Flipping through magazines and watching television today can reveal deeply rooted messages that advertisements send about women. With so many different channels and information at our fingertips, advertising companies are constantly looking for new ways to sell a product or service. Many of these companies resort to violent and sexually explicit images of women to continually reinforce a fictitious message that women’s value lies solely in their youth, beauty and sexuality.
These messages perpetuate a pressing problem because when women are able to attain leadership in our country, they are constantly being degraded and commented on for their physical appearance instead of their intellect. If the media cannot take the most influential women in power seriously, then how will they ever be able to take any woman seriously? The consequence is that young girls in our society are then brought up to be insecure and to buy into this notion.
Advertisers send the message to girls at an early age that the ideal images they see of women in magazine ads are the standard of beauty they must attain. They do this by convincing girls that only through buying a plethora of beauty products will they be able to meet this standard. Women have been used to sell products for decades. More recently, advertisers have depicted their bodies as actual objects, ranging from beer, to clothes, to almost any other type of item. From there, women are dehumanized and men are able to disassociate women as people. They then buy into the objectification. These advertisements send skewed messages to women that they must abide by these rules. They also tell men that they should continue to objectify women.
To combat this issue, Jennifer Siebel Newsom wrote and directed a film, “Miss Representation”, which uncovers how mainstream media is the powerful force that constructs an idea that a woman’s value and power lie not in her capacity as a leader, but in her beauty. The documentary includes stories and commentary from teenage girls, politicians and activists.

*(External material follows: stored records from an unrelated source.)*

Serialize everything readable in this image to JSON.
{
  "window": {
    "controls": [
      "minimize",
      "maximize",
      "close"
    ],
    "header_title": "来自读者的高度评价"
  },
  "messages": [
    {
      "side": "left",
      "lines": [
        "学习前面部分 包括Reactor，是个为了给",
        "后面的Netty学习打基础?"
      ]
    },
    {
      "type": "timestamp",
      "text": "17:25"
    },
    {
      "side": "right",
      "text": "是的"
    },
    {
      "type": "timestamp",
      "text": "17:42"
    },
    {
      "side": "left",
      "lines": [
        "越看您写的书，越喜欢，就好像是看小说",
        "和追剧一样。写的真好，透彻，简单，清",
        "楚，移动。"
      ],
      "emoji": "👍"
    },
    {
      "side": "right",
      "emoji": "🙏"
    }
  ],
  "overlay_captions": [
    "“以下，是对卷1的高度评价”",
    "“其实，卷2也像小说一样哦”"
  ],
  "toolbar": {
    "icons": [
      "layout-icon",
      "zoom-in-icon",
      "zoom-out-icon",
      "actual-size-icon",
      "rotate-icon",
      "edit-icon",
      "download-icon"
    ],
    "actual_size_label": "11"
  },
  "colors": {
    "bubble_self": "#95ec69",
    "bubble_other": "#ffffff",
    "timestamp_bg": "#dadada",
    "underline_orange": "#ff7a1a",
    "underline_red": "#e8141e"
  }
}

In response to the film, the organization Miss Representation was created to ignite a campaign and a call to action for girls and women to limit the power of the media. Information on missrepresentation.org helps girls recognize their potential as influential leaders. The organization is working to unite everyone through personal action to eradicate gender stereotypes in hopes of affecting societal change.
Miss Representation uses social media as a medium for women and girls to speak out and also for men and boys who are standing up to sexism and hyper-masculinity. Around the country, communities are hosting screenings of the documentary and discussing how its findings can work to educate youth about media literacy and help direct change.
The organization has opportunities to get involved and help the movement. I serve as a Social Action Representative for missrepresentation.org by using social media to spread the message about the cause and provide simple ways for students around campus to get involved. I will be pairing with IC Human Rights to shed light on these issues and ultimately get the community involved by promoting the documentary and inviting students to watch a showing of it this month at Binghamton University.
The ultimate message of this whole effort is to advocate for women to write their own stories to impact others and implement change on the misrepresentation of women in the media.